Ever since the internet went mainstream in the 1990s people wondered about how it would affect democratic politics. In seeking an answer to the question, we made the mistake that people have traditionally made when thinking about new communications technology: we overestimated the short-term impacts while grievously underestimating the longer-term ones. The first-order effects appeared in 2004 when Howard Dean, then governor of Vermont, entered the Democratic primaries to seek the party’s nomination for president. What made his campaign distinctive was that he used the internet for fundraising. Instead of the traditional method of tapping wealthy donors, Dean and his online guru, Larry Biddle, turned to the internet and raised about $50m, mostly in the form of small individual donations from 350,000 supporters. By the standards of the time, it was an eye-opening achievement. In the event, Dean’s campaign imploded when he made an over-excited speech after coming third in the Iowa caucuses – the so-called “Dean scream” which, according to the conventional wisdom of the day, showed that he was too unstable a character to be commander-in-chief. Looked at in the light of the Trump campaign, this is truly weird, for compared with the current Republican candidate, Dean looks like a combination of Spinoza and St Francis of Assisi.

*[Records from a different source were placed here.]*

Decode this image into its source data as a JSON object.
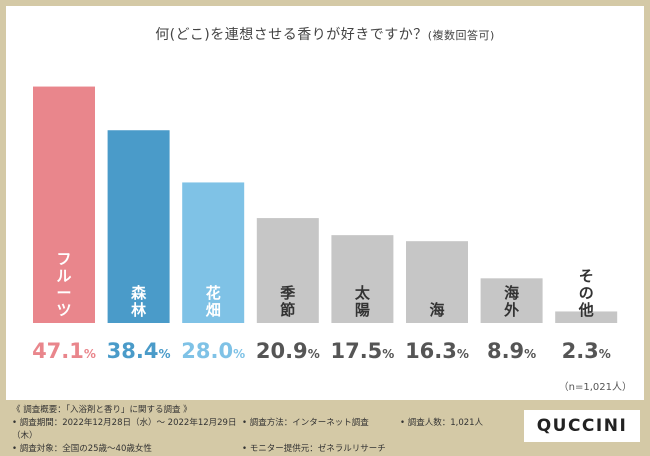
{
  "chart_data": {
    "type": "bar",
    "title": "何(どこ)を連想させる香りが好きですか？",
    "title_note": "(複数回答可)",
    "categories": [
      "フルーツ",
      "森林",
      "花畑",
      "季節",
      "太陽",
      "海",
      "海外",
      "その他"
    ],
    "values": [
      47.1,
      38.4,
      28.0,
      20.9,
      17.5,
      16.3,
      8.9,
      2.3
    ],
    "value_labels": [
      "47.1",
      "38.4",
      "28.0",
      "20.9",
      "17.5",
      "16.3",
      "8.9",
      "2.3"
    ],
    "unit": "%",
    "ylim": [
      0,
      50
    ],
    "sample_size": "（n=1,021人）"
  },
  "colors": {
    "bars": [
      "#e9868c",
      "#4a9bc9",
      "#7fc2e6",
      "#c6c6c6",
      "#c6c6c6",
      "#c6c6c6",
      "#c6c6c6",
      "#c6c6c6"
    ],
    "bar_text": [
      "#ffffff",
      "#ffffff",
      "#ffffff",
      "#333333",
      "#333333",
      "#333333",
      "#333333",
      "#333333"
    ],
    "value_text": [
      "#e9868c",
      "#4a9bc9",
      "#7fc2e6",
      "#555555",
      "#555555",
      "#555555",
      "#555555",
      "#555555"
    ]
  },
  "footer": {
    "survey_title": "《 調査概要：「入浴剤と香り」に関する調査 》",
    "period": "• 調査期間：2022年12月28日（水）〜 2022年12月29日（木）",
    "method": "• 調査方法：インターネット調査",
    "count": "• 調査人数：1,021人",
    "target": "• 調査対象：全国の25歳〜40歳女性",
    "provider": "• モニター提供元：ゼネラルリサーチ"
  },
  "logo": "QUCCINI"
}
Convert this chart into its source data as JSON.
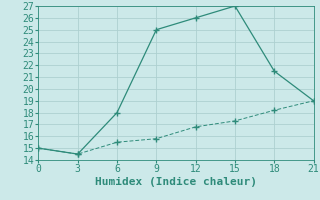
{
  "xlabel": "Humidex (Indice chaleur)",
  "xlim": [
    0,
    21
  ],
  "ylim": [
    14,
    27
  ],
  "xticks": [
    0,
    3,
    6,
    9,
    12,
    15,
    18,
    21
  ],
  "yticks": [
    14,
    15,
    16,
    17,
    18,
    19,
    20,
    21,
    22,
    23,
    24,
    25,
    26,
    27
  ],
  "line1_x": [
    0,
    3,
    6,
    9,
    12,
    15,
    18,
    21
  ],
  "line1_y": [
    15,
    14.5,
    18,
    25,
    26,
    27,
    21.5,
    19
  ],
  "line2_x": [
    0,
    3,
    6,
    9,
    12,
    15,
    18,
    21
  ],
  "line2_y": [
    15,
    14.5,
    15.5,
    15.8,
    16.8,
    17.3,
    18.2,
    19
  ],
  "line_color": "#2e8b7a",
  "bg_color": "#cce9e9",
  "grid_color": "#aed0d0",
  "tick_fontsize": 7,
  "xlabel_fontsize": 8
}
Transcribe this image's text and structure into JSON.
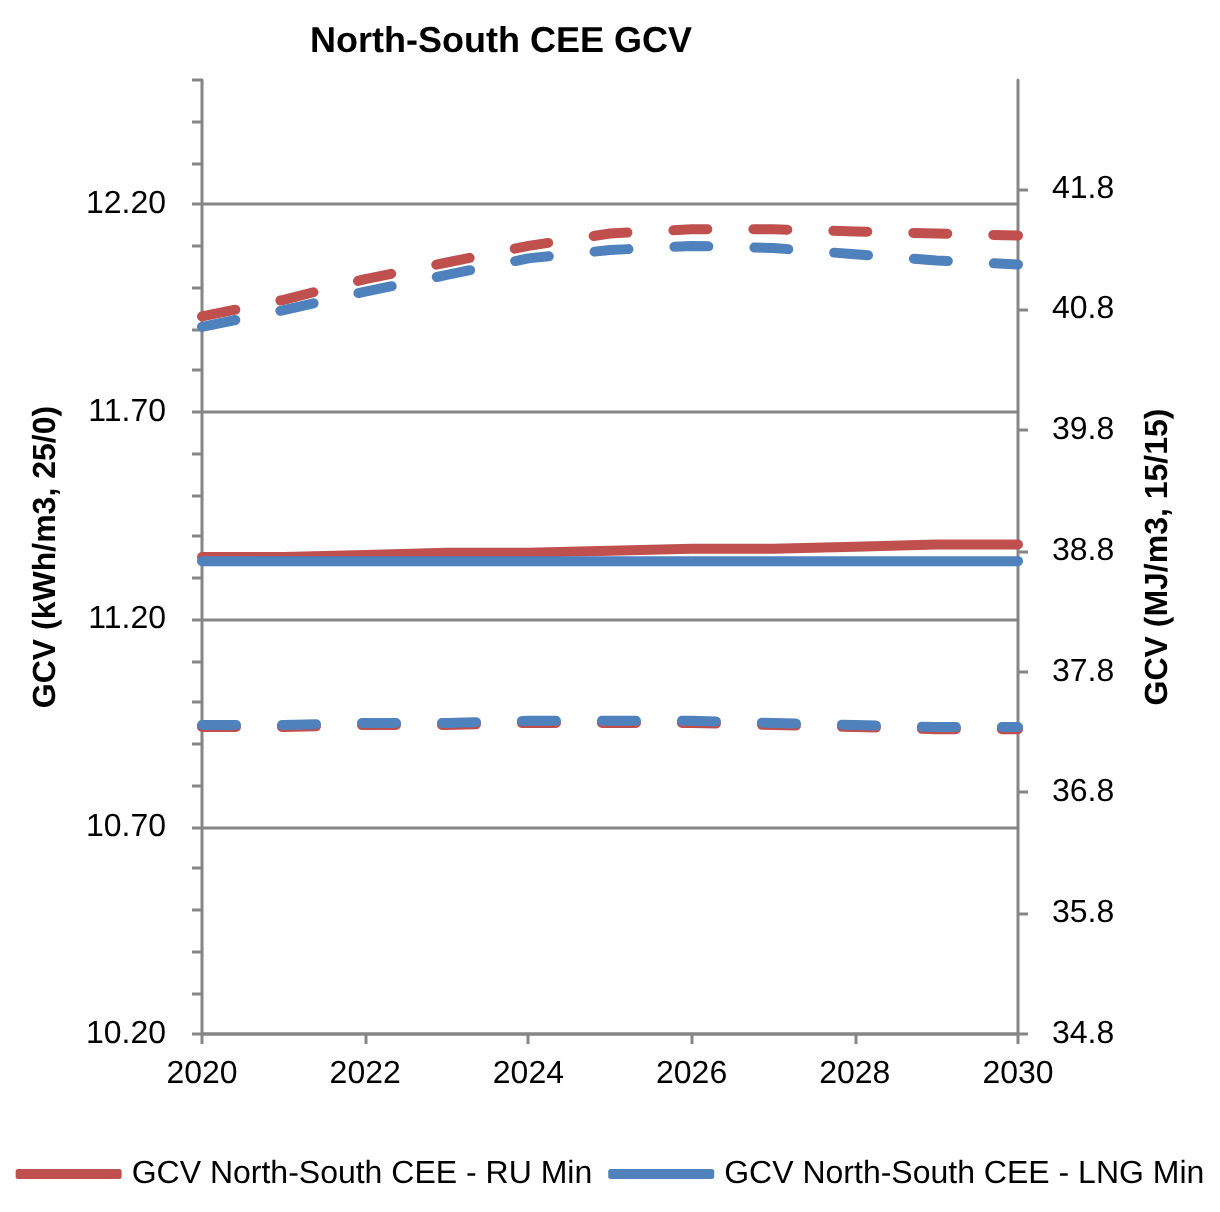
{
  "chart_data": {
    "type": "line",
    "title": "North-South CEE GCV",
    "ylabel": "GCV (kWh/m3, 25/0)",
    "y2label": "GCV (MJ/m3, 15/15)",
    "x": [
      2020,
      2021,
      2022,
      2023,
      2024,
      2025,
      2026,
      2027,
      2028,
      2029,
      2030
    ],
    "xlim": [
      2020,
      2030
    ],
    "xticks": [
      2020,
      2022,
      2024,
      2026,
      2028,
      2030
    ],
    "ylim": [
      10.2,
      12.5
    ],
    "yticks": [
      {
        "value": 10.2,
        "label": "10.20"
      },
      {
        "value": 10.3,
        "label": null
      },
      {
        "value": 10.4,
        "label": null
      },
      {
        "value": 10.5,
        "label": null
      },
      {
        "value": 10.6,
        "label": null
      },
      {
        "value": 10.7,
        "label": "10.70"
      },
      {
        "value": 10.8,
        "label": null
      },
      {
        "value": 10.9,
        "label": null
      },
      {
        "value": 11.0,
        "label": null
      },
      {
        "value": 11.1,
        "label": null
      },
      {
        "value": 11.2,
        "label": "11.20"
      },
      {
        "value": 11.3,
        "label": null
      },
      {
        "value": 11.4,
        "label": null
      },
      {
        "value": 11.5,
        "label": null
      },
      {
        "value": 11.6,
        "label": null
      },
      {
        "value": 11.7,
        "label": "11.70"
      },
      {
        "value": 11.8,
        "label": null
      },
      {
        "value": 11.9,
        "label": null
      },
      {
        "value": 12.0,
        "label": null
      },
      {
        "value": 12.1,
        "label": null
      },
      {
        "value": 12.2,
        "label": "12.20"
      },
      {
        "value": 12.3,
        "label": null
      },
      {
        "value": 12.4,
        "label": null
      },
      {
        "value": 12.5,
        "label": null
      }
    ],
    "y2lim": [
      34.8,
      42.7
    ],
    "y2ticks": [
      34.8,
      35.8,
      36.8,
      37.8,
      38.8,
      39.8,
      40.8,
      41.8
    ],
    "grid": "y",
    "legend": "bottom",
    "marker": "none",
    "series": [
      {
        "name": "GCV North-South CEE - RU Min",
        "color": "#c0504d",
        "line_style": "solid",
        "values": [
          11.35,
          11.35,
          11.355,
          11.36,
          11.36,
          11.365,
          11.37,
          11.37,
          11.375,
          11.38,
          11.38
        ]
      },
      {
        "name": "GCV North-South CEE - LNG Min",
        "color": "#4f81bd",
        "line_style": "solid",
        "values": [
          11.34,
          11.34,
          11.34,
          11.34,
          11.34,
          11.34,
          11.34,
          11.34,
          11.34,
          11.34,
          11.34
        ]
      },
      {
        "color": "#c0504d",
        "line_style": "dashed",
        "values": [
          11.93,
          11.97,
          12.02,
          12.06,
          12.1,
          12.13,
          12.14,
          12.14,
          12.135,
          12.13,
          12.125
        ]
      },
      {
        "color": "#4f81bd",
        "line_style": "dashed",
        "values": [
          11.905,
          11.945,
          11.99,
          12.03,
          12.07,
          12.09,
          12.1,
          12.095,
          12.08,
          12.065,
          12.055
        ]
      },
      {
        "color": "#c0504d",
        "line_style": "dashed",
        "values": [
          10.94,
          10.94,
          10.945,
          10.945,
          10.95,
          10.95,
          10.95,
          10.945,
          10.94,
          10.935,
          10.935
        ]
      },
      {
        "color": "#4f81bd",
        "line_style": "dashed",
        "values": [
          10.945,
          10.945,
          10.95,
          10.95,
          10.955,
          10.955,
          10.955,
          10.95,
          10.945,
          10.94,
          10.94
        ]
      }
    ]
  }
}
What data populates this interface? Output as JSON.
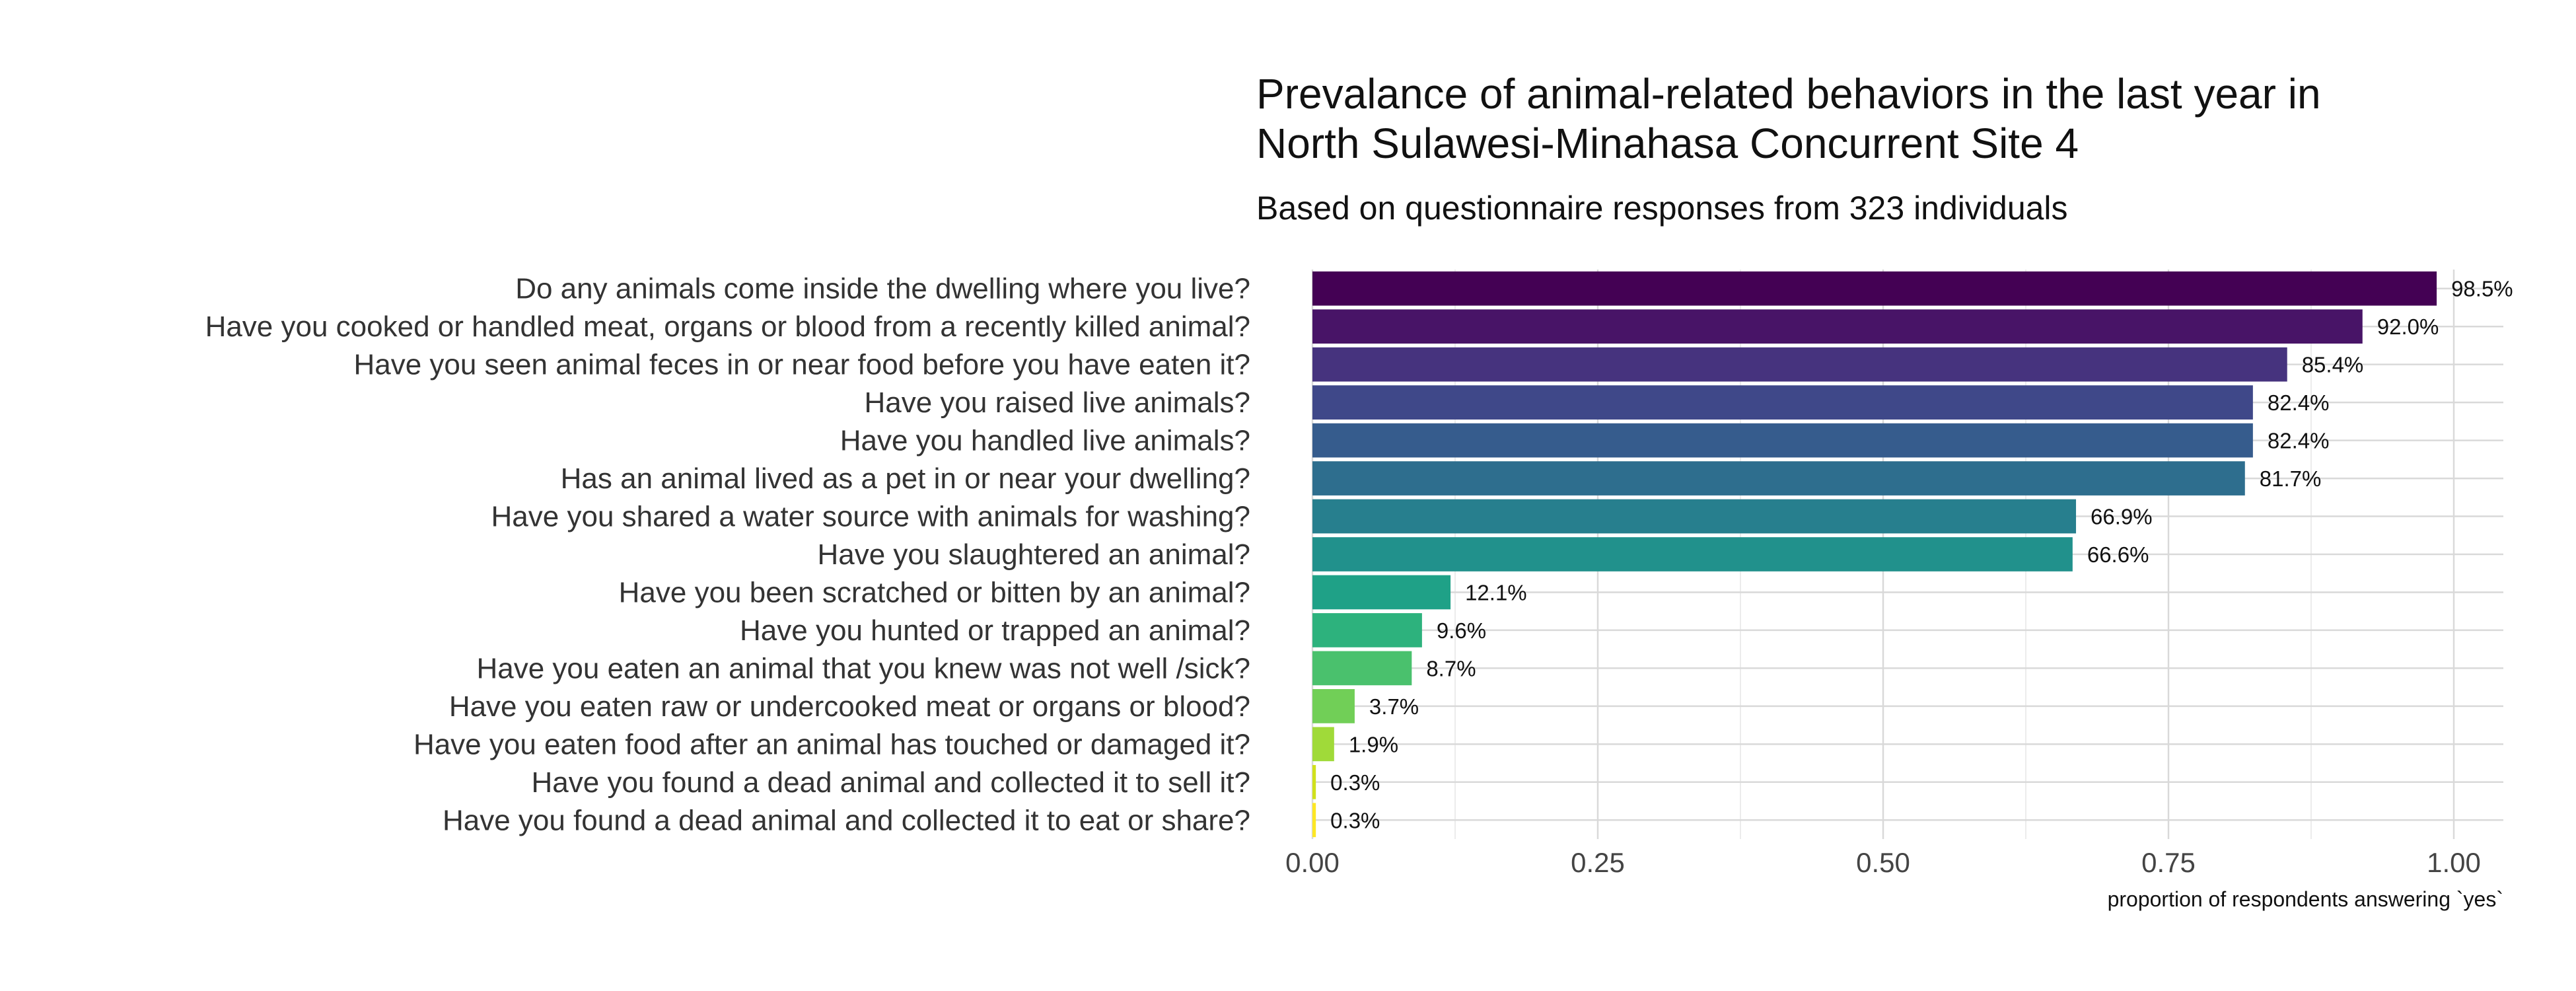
{
  "chart_data": {
    "type": "bar",
    "orientation": "horizontal",
    "title_lines": [
      "Prevalance of animal-related behaviors in the last year in",
      "North Sulawesi-Minahasa Concurrent Site 4"
    ],
    "subtitle": "Based on questionnaire responses from 323 individuals",
    "xlabel": "proportion of respondents answering `yes`",
    "ylabel": "",
    "xlim": [
      0,
      1.05
    ],
    "x_ticks": [
      0,
      0.25,
      0.5,
      0.75,
      1.0
    ],
    "x_tick_labels": [
      "0.00",
      "0.25",
      "0.50",
      "0.75",
      "1.00"
    ],
    "grid": true,
    "legend": "none",
    "categories": [
      "Do any animals come inside the dwelling where you live?",
      "Have you cooked or handled meat, organs or blood from a recently killed animal?",
      "Have you seen animal feces in or near food before you have eaten it?",
      "Have you raised live animals?",
      "Have you handled live animals?",
      "Has an animal lived as a pet in or near your dwelling?",
      "Have you shared a water source with animals for washing?",
      "Have you slaughtered an animal?",
      "Have you been scratched or bitten by an animal?",
      "Have you hunted or trapped an animal?",
      "Have you eaten an animal that you knew was not well /sick?",
      "Have you eaten raw or undercooked meat or organs or blood?",
      "Have you eaten food after an animal has touched or damaged it?",
      "Have you found a dead animal and collected it to sell it?",
      "Have you found a dead animal and collected it to eat or share?"
    ],
    "values": [
      0.985,
      0.92,
      0.854,
      0.824,
      0.824,
      0.817,
      0.669,
      0.666,
      0.121,
      0.096,
      0.087,
      0.037,
      0.019,
      0.003,
      0.003
    ],
    "data_labels": [
      "98.5%",
      "92.0%",
      "85.4%",
      "82.4%",
      "82.4%",
      "81.7%",
      "66.9%",
      "66.6%",
      "12.1%",
      "9.6%",
      "8.7%",
      "3.7%",
      "1.9%",
      "0.3%",
      "0.3%"
    ],
    "colors": [
      "#440154",
      "#481467",
      "#46337e",
      "#3f4889",
      "#365c8d",
      "#2e6e8e",
      "#277f8e",
      "#21918c",
      "#1fa187",
      "#2db27d",
      "#4ac16d",
      "#71cf57",
      "#a0da39",
      "#d0e11c",
      "#fde725"
    ]
  }
}
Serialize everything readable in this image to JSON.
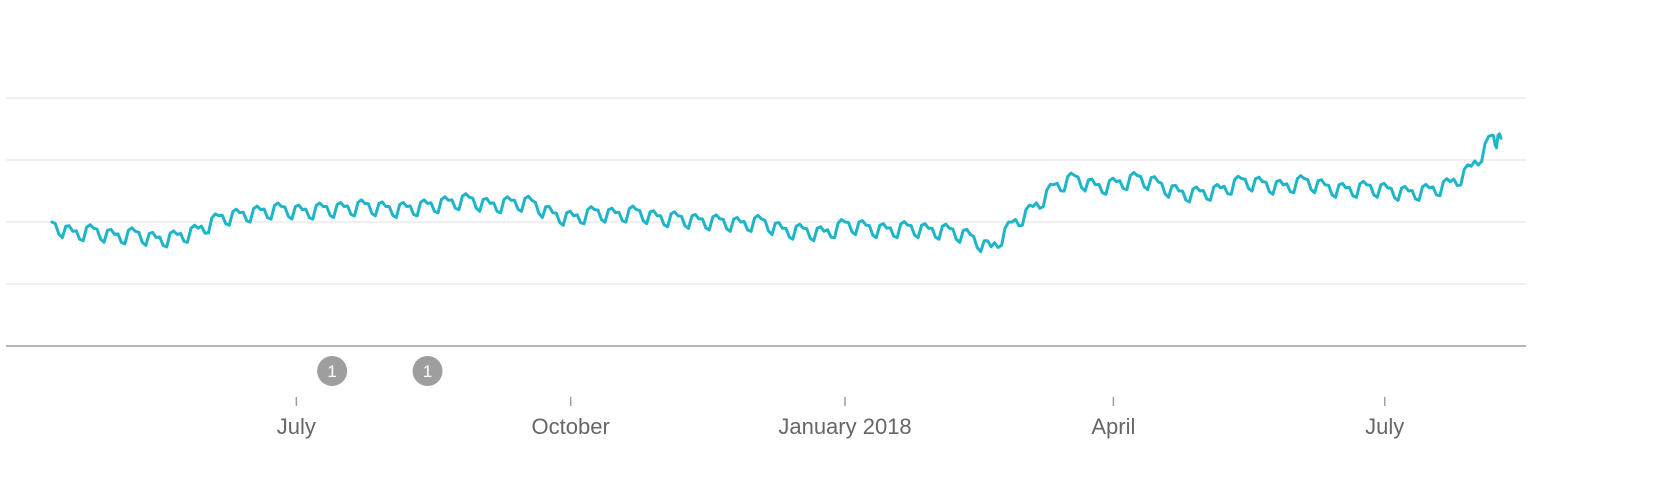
{
  "chart_data": {
    "type": "line",
    "title": "",
    "xlabel": "",
    "ylabel": "",
    "x_range": [
      "2017-04-02",
      "2018-08-10"
    ],
    "y_range": [
      0,
      100
    ],
    "gridlines_y": [
      20,
      40,
      60,
      80
    ],
    "grid": true,
    "legend": "none",
    "x_ticks": [
      {
        "date": "2017-07-01",
        "label": "July"
      },
      {
        "date": "2017-10-01",
        "label": "October"
      },
      {
        "date": "2018-01-01",
        "label": "January 2018"
      },
      {
        "date": "2018-04-01",
        "label": "April"
      },
      {
        "date": "2018-07-01",
        "label": "July"
      }
    ],
    "annotations": [
      {
        "date": "2017-07-13",
        "label": "1"
      },
      {
        "date": "2017-08-14",
        "label": "1"
      }
    ],
    "series": [
      {
        "name": "",
        "color": "#1fb5c9",
        "points": [
          [
            "2017-04-10",
            40
          ],
          [
            "2017-04-17",
            37
          ],
          [
            "2017-04-24",
            38
          ],
          [
            "2017-05-01",
            36
          ],
          [
            "2017-05-08",
            37
          ],
          [
            "2017-05-15",
            35
          ],
          [
            "2017-05-22",
            36
          ],
          [
            "2017-05-29",
            38
          ],
          [
            "2017-06-05",
            42
          ],
          [
            "2017-06-12",
            43
          ],
          [
            "2017-06-19",
            44
          ],
          [
            "2017-06-26",
            45
          ],
          [
            "2017-07-03",
            44
          ],
          [
            "2017-07-10",
            45
          ],
          [
            "2017-07-17",
            45
          ],
          [
            "2017-07-24",
            46
          ],
          [
            "2017-07-31",
            45
          ],
          [
            "2017-08-07",
            45
          ],
          [
            "2017-08-14",
            46
          ],
          [
            "2017-08-21",
            47
          ],
          [
            "2017-08-28",
            48
          ],
          [
            "2017-09-04",
            46
          ],
          [
            "2017-09-11",
            47
          ],
          [
            "2017-09-18",
            47
          ],
          [
            "2017-09-25",
            43
          ],
          [
            "2017-10-02",
            42
          ],
          [
            "2017-10-09",
            44
          ],
          [
            "2017-10-16",
            43
          ],
          [
            "2017-10-23",
            44
          ],
          [
            "2017-10-30",
            42
          ],
          [
            "2017-11-06",
            42
          ],
          [
            "2017-11-13",
            41
          ],
          [
            "2017-11-20",
            41
          ],
          [
            "2017-11-27",
            40
          ],
          [
            "2017-12-04",
            41
          ],
          [
            "2017-12-11",
            38
          ],
          [
            "2017-12-18",
            38
          ],
          [
            "2017-12-25",
            37
          ],
          [
            "2018-01-01",
            40
          ],
          [
            "2018-01-08",
            39
          ],
          [
            "2018-01-15",
            38
          ],
          [
            "2018-01-22",
            39
          ],
          [
            "2018-01-29",
            38
          ],
          [
            "2018-02-05",
            38
          ],
          [
            "2018-02-12",
            36
          ],
          [
            "2018-02-19",
            32
          ],
          [
            "2018-02-26",
            40
          ],
          [
            "2018-03-05",
            45
          ],
          [
            "2018-03-12",
            52
          ],
          [
            "2018-03-19",
            55
          ],
          [
            "2018-03-26",
            52
          ],
          [
            "2018-04-02",
            53
          ],
          [
            "2018-04-09",
            55
          ],
          [
            "2018-04-16",
            53
          ],
          [
            "2018-04-23",
            50
          ],
          [
            "2018-04-30",
            50
          ],
          [
            "2018-05-07",
            51
          ],
          [
            "2018-05-14",
            54
          ],
          [
            "2018-05-21",
            53
          ],
          [
            "2018-05-28",
            52
          ],
          [
            "2018-06-04",
            54
          ],
          [
            "2018-06-11",
            52
          ],
          [
            "2018-06-18",
            51
          ],
          [
            "2018-06-25",
            52
          ],
          [
            "2018-07-02",
            51
          ],
          [
            "2018-07-09",
            50
          ],
          [
            "2018-07-16",
            51
          ],
          [
            "2018-07-23",
            53
          ],
          [
            "2018-07-30",
            58
          ],
          [
            "2018-08-06",
            68
          ],
          [
            "2018-08-09",
            67
          ]
        ]
      }
    ]
  }
}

But the lessons of Dean’s approach to fundraising were not lost on later contenders, particularly Barack Obama, who put together a team of tech whizzes drawn from the big internet companies and deployed all the black arts of surveillance capitalism to target voters, motivate supporters and get out the vote – on two occasions, 2008 and 2012.
These initiatives were first-order effects because they were predictable: they merely harnessed the obvious affordances of online technology – the ability to communicate efficiently with a large number of people, solicit and process donations, disseminate campaign messages and so on. They changed the way campaigns were conducted but they did not change the nature of politics.
The second-order effects of the internet – the technology’s ability to mobilise and coordinate large-scale collective action – were first seen in late 2010 when the Arab Spring kicked off. As Helen Margetts of the Oxford Internet Institute and her colleagues argue in their book Political Turbulence: How Social Media Shape Collective Action, the internet did what it had done in every area of commercial life, namely lower the transaction costs of doing something – in this case engaging in political activity. This is creating, Margetts and her colleagues argue, a new kind of “turbulent”, fast-moving, unpredictable politics.